ChildVoice, which was founded by former Marshalltown natives Neil and Conrad Mandsager, was in the process of building a new a new campus after the Ugandan government reassumed control of the school out of which ChildVoice had been operating. There, ChildVoice taught Ugandan girls marketable skills such as hair styling to help them be self-sufficient in a country that often marginalizes them based on their gender. The girls in the program were all between 13 and 16.
Cox said the missionaries were well-received.
“They were so welcoming and generous and open to us,” she said. “I felt very much appreciated and wanted over there.”
Despite the girls’ age, many of them seemed very mature. The local trio opted to bring a cordless digital printer with them. Harman said she was amazed when she realized that none of the girls had ever seen a photograph of themselves. The girls’ modesty showed when they hid their teeth while smiling, and their girlish laughs belied their otherwise adult demeanors.
In the four days the missionaries had to spend with the girls, what astonished Hartman more than anything, however, was the humble, forgiving culture.
“They would love Joseph Kony to come back and live with them,” she said. “They would rather have peace with forgiveness than peace with retribution.”
Kony has been on the run, hiding somewhere in the Congo, according to U.S. intelligence. He is wanted for war crimes, and the U.N. has issued a warrant for his immediate arrest.
Cox also said she noticed how resilient the girls, including one of Kony’s favorite wives and two of his children, were.

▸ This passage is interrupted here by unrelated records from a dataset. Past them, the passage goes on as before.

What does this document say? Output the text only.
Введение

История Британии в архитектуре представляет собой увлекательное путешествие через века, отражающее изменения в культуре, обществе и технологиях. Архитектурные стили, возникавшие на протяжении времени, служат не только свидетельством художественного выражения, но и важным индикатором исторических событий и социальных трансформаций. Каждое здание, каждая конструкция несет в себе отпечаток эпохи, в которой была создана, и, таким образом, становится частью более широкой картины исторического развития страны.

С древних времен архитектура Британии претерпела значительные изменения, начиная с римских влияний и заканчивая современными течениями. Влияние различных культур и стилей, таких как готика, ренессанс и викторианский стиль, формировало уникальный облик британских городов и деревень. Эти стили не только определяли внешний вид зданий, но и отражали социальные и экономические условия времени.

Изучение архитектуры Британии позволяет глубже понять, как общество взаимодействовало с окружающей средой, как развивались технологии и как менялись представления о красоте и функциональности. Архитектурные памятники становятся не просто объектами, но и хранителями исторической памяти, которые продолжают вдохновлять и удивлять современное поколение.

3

“Among all that pain and that hurt, there is still joy in those women,” she said.
While talking to the group’s guide, Deo, Hartman began showing him pictures of her mission trip to Haiti.
“They look like us,” he told her, clearly befuddled.
It got Julie thinking about how cultures transcend borders. During their conversation, Deo noticed the list that sat in Hartman’s Bible, next to the photo of her 91-year-old grandmother. He asked what it was. She told him that, despite Ugandans perception that all Americans are rich, the list of more than 100 names were the names of the people that gave her money to help bring her to Uganda. Without them, she wouldn’t be talking to him. She owed them everything. She kept the list as a reminder.
Hartman dug out a camera and stood with the photo of her grandmother. The photographer snapped a photo of her holding the photo. She mailed it home to America. The note attached read “look who I bought with me to Uganda.”